OBJECTIVE: To study circadian BP patterns in patients with congenital central hypoventilation syndrome (CCHS). DESIGN: Case-control study. SETTING: Teaching hospital in Paris, France. PATIENTS: Eleven patients with CCHS (median age, 13 years; range, 6 to 18 years) and 11 sex- and height-matched control subjects. INTERVENTION: None. METHODS: Each subject underwent 24-h ambulatory BP monitoring. Oxygen saturation and end-tidal PCO(2) were monitored noninvasively. Polysomnography was performed to determine sleep times. All patients with CCHS received mechanical ventilation during sleep. Mean values for systolic BP (SBP) and diastolic BP (DBP) during wakefulness and sleep were analyzed. Nocturnal BP "dipping" was defined as the difference in mean SBP (and/or DBP) between wakefulness and sleep, divided by individual waking mean values. BP "dippers" were defined as subjects showing at least 10% nocturnal dipping. RESULTS: Patients with CCHS had BPs in the low normal range of normative data. As compared to control subjects, patients with CCHS had lower BP during wakefulness (p = 0.003 and p = 0.016 for SBP and DBP, respectively), and higher BP during sleep (p = 0.016 and p = 0.002). Nocturnal BP dipping was abnormally reduced in patients with CCHS (p = 0.000). Ten of the 11 patients with CCHS were BP nondippers, compared to none of the control subjects. CONCLUSION: The abnormal circadian BP pattern observed in children and adolescents with CCHS may be related to autonomic nervous dysfunction. Lifelong cardiovascular follow-up is recommended for patients with CCHS.
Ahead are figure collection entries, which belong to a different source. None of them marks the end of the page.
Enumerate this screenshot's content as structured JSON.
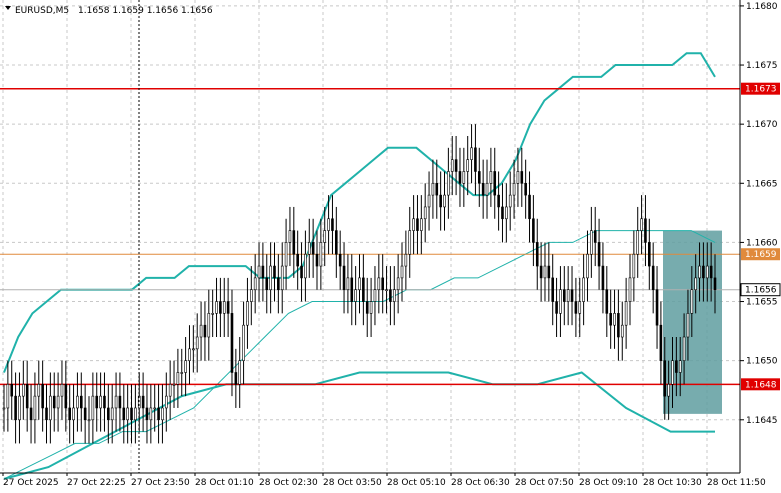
{
  "header": {
    "symbol": "EURUSD,M5",
    "ohlc": "1.1658 1.1659 1.1656 1.1656"
  },
  "colors": {
    "background": "#ffffff",
    "grid": "#c8c8c8",
    "candle": "#000000",
    "band": "#20b2aa",
    "middle_band": "#20b2aa",
    "level_line": "#e00000",
    "bid_line": "#e08a3c",
    "highlight_box": "#5f9ea0",
    "label_red_bg": "#e00000",
    "label_red_text": "#ffffff"
  },
  "chart_data": {
    "type": "candlestick",
    "symbol": "EURUSD",
    "timeframe": "M5",
    "price_axis": {
      "min": 1.16405,
      "max": 1.16805,
      "ticks": [
        "1.1680",
        "1.1675",
        "1.1670",
        "1.1665",
        "1.1660",
        "1.1655",
        "1.1650",
        "1.1645"
      ]
    },
    "time_axis": {
      "ticks": [
        "27 Oct 2025",
        "27 Oct 22:25",
        "27 Oct 23:50",
        "28 Oct 01:10",
        "28 Oct 02:30",
        "28 Oct 03:50",
        "28 Oct 05:10",
        "28 Oct 06:30",
        "28 Oct 07:50",
        "28 Oct 09:10",
        "28 Oct 10:30",
        "28 Oct 11:50"
      ]
    },
    "horizontal_levels": [
      {
        "price": 1.1673,
        "label": "1.1673",
        "color": "#e00000"
      },
      {
        "price": 1.1648,
        "label": "1.1648",
        "color": "#e00000"
      }
    ],
    "bid_line": {
      "price": 1.1659,
      "label": "1.1659"
    },
    "current_price": {
      "price": 1.1656,
      "label": "1.1656"
    },
    "candles_close": [
      1.1646,
      1.1648,
      1.1647,
      1.1645,
      1.1647,
      1.1648,
      1.1646,
      1.1645,
      1.1647,
      1.1648,
      1.1646,
      1.1645,
      1.1647,
      1.1646,
      1.1647,
      1.1648,
      1.1646,
      1.1645,
      1.1646,
      1.1647,
      1.1646,
      1.1645,
      1.1645,
      1.1647,
      1.1646,
      1.1647,
      1.1646,
      1.1645,
      1.1646,
      1.1647,
      1.1646,
      1.1645,
      1.1646,
      1.1645,
      1.1646,
      1.1647,
      1.1646,
      1.1645,
      1.1646,
      1.1646,
      1.1645,
      1.1646,
      1.1647,
      1.1648,
      1.1648,
      1.1649,
      1.1649,
      1.165,
      1.1651,
      1.1651,
      1.1652,
      1.1653,
      1.1652,
      1.1654,
      1.1654,
      1.1655,
      1.1654,
      1.1655,
      1.1654,
      1.1649,
      1.1648,
      1.165,
      1.1653,
      1.1655,
      1.1656,
      1.1657,
      1.1658,
      1.1657,
      1.1656,
      1.1658,
      1.1657,
      1.1656,
      1.1658,
      1.166,
      1.1661,
      1.1659,
      1.1658,
      1.1657,
      1.1659,
      1.166,
      1.1659,
      1.1658,
      1.166,
      1.1661,
      1.1662,
      1.1661,
      1.1659,
      1.1658,
      1.1656,
      1.1657,
      1.1655,
      1.1656,
      1.1657,
      1.1655,
      1.1654,
      1.1655,
      1.1656,
      1.1657,
      1.1656,
      1.1656,
      1.1655,
      1.1656,
      1.1657,
      1.1658,
      1.1659,
      1.1661,
      1.1662,
      1.1661,
      1.1662,
      1.1663,
      1.1664,
      1.1665,
      1.1664,
      1.1663,
      1.1664,
      1.1666,
      1.1667,
      1.1666,
      1.1665,
      1.1666,
      1.1667,
      1.1668,
      1.1666,
      1.1665,
      1.1664,
      1.1665,
      1.1666,
      1.1664,
      1.1663,
      1.1662,
      1.1663,
      1.1664,
      1.1665,
      1.1666,
      1.1665,
      1.1664,
      1.1662,
      1.166,
      1.1658,
      1.1657,
      1.1658,
      1.1657,
      1.1655,
      1.1654,
      1.1656,
      1.1655,
      1.1656,
      1.1655,
      1.1654,
      1.1655,
      1.1657,
      1.1659,
      1.1661,
      1.166,
      1.1658,
      1.1656,
      1.1654,
      1.1653,
      1.1654,
      1.1652,
      1.1653,
      1.1655,
      1.1657,
      1.1659,
      1.1661,
      1.1662,
      1.166,
      1.1658,
      1.1656,
      1.1653,
      1.165,
      1.1647,
      1.1648,
      1.165,
      1.1649,
      1.165,
      1.1652,
      1.1654,
      1.1656,
      1.1657,
      1.1658,
      1.1657,
      1.1658,
      1.1657,
      1.1656
    ],
    "upper_band": [
      1.1649,
      1.1652,
      1.1654,
      1.1655,
      1.1656,
      1.1656,
      1.1656,
      1.1656,
      1.1656,
      1.1656,
      1.1657,
      1.1657,
      1.1657,
      1.1658,
      1.1658,
      1.1658,
      1.1658,
      1.1658,
      1.1657,
      1.1657,
      1.1657,
      1.1658,
      1.1661,
      1.1664,
      1.1665,
      1.1666,
      1.1667,
      1.1668,
      1.1668,
      1.1668,
      1.1667,
      1.1666,
      1.1665,
      1.1664,
      1.1664,
      1.1665,
      1.1667,
      1.167,
      1.1672,
      1.1673,
      1.1674,
      1.1674,
      1.1674,
      1.1675,
      1.1675,
      1.1675,
      1.1675,
      1.1675,
      1.1676,
      1.1676,
      1.1674
    ],
    "middle_band": [
      1.164,
      1.1641,
      1.1642,
      1.1643,
      1.1643,
      1.1644,
      1.1644,
      1.1645,
      1.1646,
      1.1648,
      1.165,
      1.1652,
      1.1654,
      1.1655,
      1.1655,
      1.1655,
      1.1655,
      1.1656,
      1.1656,
      1.1657,
      1.1657,
      1.1658,
      1.1659,
      1.166,
      1.166,
      1.1661,
      1.1661,
      1.1661,
      1.1661,
      1.1661,
      1.166
    ],
    "lower_band": [
      1.164,
      1.1641,
      1.1643,
      1.1645,
      1.1647,
      1.1648,
      1.1648,
      1.1648,
      1.1649,
      1.1649,
      1.1649,
      1.1648,
      1.1648,
      1.1649,
      1.1646,
      1.1644,
      1.1644
    ],
    "highlight_box": {
      "price_top": 1.1661,
      "price_bottom": 1.16455
    }
  }
}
OBJECTIVE: To analyze the main clinical features, genetic mutations, and outcomes of patients of the French Congenital Central Hypoventilation Syndrome (CCHS) Registry. DESIGN: A country-wide cohort established throughout a long-term multicenter effort. PATIENTS: Seventy French patients with CCHS (29 male patients and 41 female patients). METHODS: The following items were analyzed: the most important moments of the disease course; the main clinical characteristics; associated pathologic conditions; management; clinical outcome; and genetic mutations. RESULTS: An average of four new cases of CCHS per year was observed in the last 5 years. Thus, the incidence may be estimated to be 1 per 200,000 live births in France. The median age at diagnosis was 3.5 months (range, 0.5 to 15 months) before 1995 and < 2 weeks in the last 5 years (p = 0.01). CCHS occurred in isolation in 58 of 70 patients. In the remainder, it was associated with Hirschsprung disease (HSCR) [nine patients], Hirschsprung and neural crest tumor (two patients), and growth hormone deficiency (one patient). Among the 50 patients who lived beyond 1 year of age, all but one received nighttime ventilation, with 10 of them (20%) receiving it noninvasively. Three patients (6%) required daytime ventilatory support in addition to nighttime ventilation. The overall mortality rate was 38% (95% confidence interval [CI], 27 to 49%). The median age at death was 3 months (range, 0.4 months to 21 years). The 2-year mortality rate was greater in male patients than in female patients (p = 0.02; relative risk [RR], 2.71; 95% CI, 1.14 to 6.47) but was not affected by HSCR (p = 0.93; RR, 0.95; 95% CI, 0.28 to 3.2). The 43 patients who are currently alive (11 men; sex ratio, 0.4) have a mean age of 9 years (range, 2 months to 27 years). Among the 34 patients tested thus far, heterozygous mutations of the paired-like homeobox gene 2B (PHOX2B) gene were found in 31 patients (91%). CONCLUSION: Our four major findings are the extreme rarity of CCHS, the improved recognition over time, the lack of effect of HSCR on the mortality rate, and the high frequency of PHOX2B mutations.